LDP candidates in 11 constituencies that had been tight races now find themselves trailing their rivals. In Miyagi Constituency No. 4, former Environment Minister Shintaro Ito had been locked in a close contest with the CDPJ’s Jun Azumi. However, Azumi has pulled ahead during the final days of the campaign. In Hyogo Constituency No. 1, former Education, Culture, Sports, Science and Technology Minister Masahito Moriyama has fallen behind the CDPJ’s Nobuhiko Isaka.

The 44 LDP members who were involved in the political funds scandal and are running as candidates in this election continue to face uphill battles, and several former cabinet ministers are in races poised to go down to the wire.
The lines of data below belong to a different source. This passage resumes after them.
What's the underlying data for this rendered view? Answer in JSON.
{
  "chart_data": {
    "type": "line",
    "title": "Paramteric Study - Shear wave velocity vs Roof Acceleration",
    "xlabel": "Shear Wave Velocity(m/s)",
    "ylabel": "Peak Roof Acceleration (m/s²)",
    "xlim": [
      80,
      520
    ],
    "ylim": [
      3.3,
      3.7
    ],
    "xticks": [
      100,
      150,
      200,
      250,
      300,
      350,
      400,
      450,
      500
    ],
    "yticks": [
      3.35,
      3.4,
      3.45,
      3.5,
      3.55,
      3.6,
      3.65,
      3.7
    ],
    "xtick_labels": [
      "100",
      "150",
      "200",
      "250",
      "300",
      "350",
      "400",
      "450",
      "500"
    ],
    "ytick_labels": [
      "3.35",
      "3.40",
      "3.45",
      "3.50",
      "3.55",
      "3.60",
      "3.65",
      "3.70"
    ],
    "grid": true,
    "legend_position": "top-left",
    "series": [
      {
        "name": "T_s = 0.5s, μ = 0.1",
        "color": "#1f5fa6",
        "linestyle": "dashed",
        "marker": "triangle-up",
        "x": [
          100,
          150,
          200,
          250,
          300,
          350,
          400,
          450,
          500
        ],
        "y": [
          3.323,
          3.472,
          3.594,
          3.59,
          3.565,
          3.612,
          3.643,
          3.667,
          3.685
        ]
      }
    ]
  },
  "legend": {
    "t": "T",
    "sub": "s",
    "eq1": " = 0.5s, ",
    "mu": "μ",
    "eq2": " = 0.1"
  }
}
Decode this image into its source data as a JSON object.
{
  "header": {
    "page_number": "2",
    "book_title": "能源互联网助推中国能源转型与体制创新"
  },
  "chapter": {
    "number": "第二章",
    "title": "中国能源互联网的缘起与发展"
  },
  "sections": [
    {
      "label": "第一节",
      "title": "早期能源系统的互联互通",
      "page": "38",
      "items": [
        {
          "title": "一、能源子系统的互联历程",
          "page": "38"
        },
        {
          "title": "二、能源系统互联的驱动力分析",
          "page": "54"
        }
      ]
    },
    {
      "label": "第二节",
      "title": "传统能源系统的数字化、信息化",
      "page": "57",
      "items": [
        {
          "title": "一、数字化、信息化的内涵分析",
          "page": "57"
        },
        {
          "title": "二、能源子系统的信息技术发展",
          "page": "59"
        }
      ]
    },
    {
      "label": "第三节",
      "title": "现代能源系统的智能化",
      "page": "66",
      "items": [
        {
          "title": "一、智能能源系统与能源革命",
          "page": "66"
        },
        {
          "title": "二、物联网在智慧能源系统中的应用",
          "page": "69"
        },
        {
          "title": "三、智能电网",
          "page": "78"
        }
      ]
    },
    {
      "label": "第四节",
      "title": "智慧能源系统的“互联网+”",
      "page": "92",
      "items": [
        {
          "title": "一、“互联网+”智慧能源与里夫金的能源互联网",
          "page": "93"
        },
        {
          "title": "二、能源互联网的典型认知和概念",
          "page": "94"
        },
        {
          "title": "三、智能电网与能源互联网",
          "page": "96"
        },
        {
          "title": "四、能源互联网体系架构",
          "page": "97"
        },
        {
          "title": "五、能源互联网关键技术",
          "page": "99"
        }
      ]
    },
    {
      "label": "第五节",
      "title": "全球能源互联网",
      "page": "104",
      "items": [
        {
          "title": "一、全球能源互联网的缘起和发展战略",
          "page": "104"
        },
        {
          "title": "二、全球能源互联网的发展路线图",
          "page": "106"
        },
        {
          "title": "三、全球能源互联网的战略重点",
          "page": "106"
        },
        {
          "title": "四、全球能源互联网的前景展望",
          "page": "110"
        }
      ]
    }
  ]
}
In Tokyo Constituency No. 17, former Reconstruction Minister Katsuei Hirasawa — who is an unendorsed candidate — held a lead in the campaign’s early stages, but now there is only a whisker between him and the DPFP’s Yoriko Madoka.

Former Education, Culture, Sports, Science and Technology Minister Hakubun Shimomura in Tokyo Constituency No. 11 and former Reconstruction Minister Tsuyoshi Takagi in Fukui Constituency No. 2 have fallen behind in their races.

Several ministers targeted

The CDPJ’s strategy in the election campaign’s closing phase is to gain even more seats by blasting the LDP over its “money in politics” scandals and chipping away at the ruling party’s support base.

The CPDJ is sending party heavyweights to campaign in tightly contested constituencies and constituencies in which unendorsed LDP candidates are running. The CDPJ also has trained its sights on four cabinet ministers in tight tussles with CDPJ candidates. The CDPJ hopes that defeating these ministers in their single-seat constituencies — Justice Minister Hideki Makihara in Saitama Constituency No. 5, Minister of State for Disaster Management Manabu Sakai in Kanagawa Constituency No. 5, Reconstruction Minister Tadahiko Ito in Aichi Constituency No. 8, and Agriculture, Forestry and Fisheries Minister Yasuhiro Ozato in Kagoshima Constituency No. 3 — will jolt the foundations of the Ishiba Cabinet.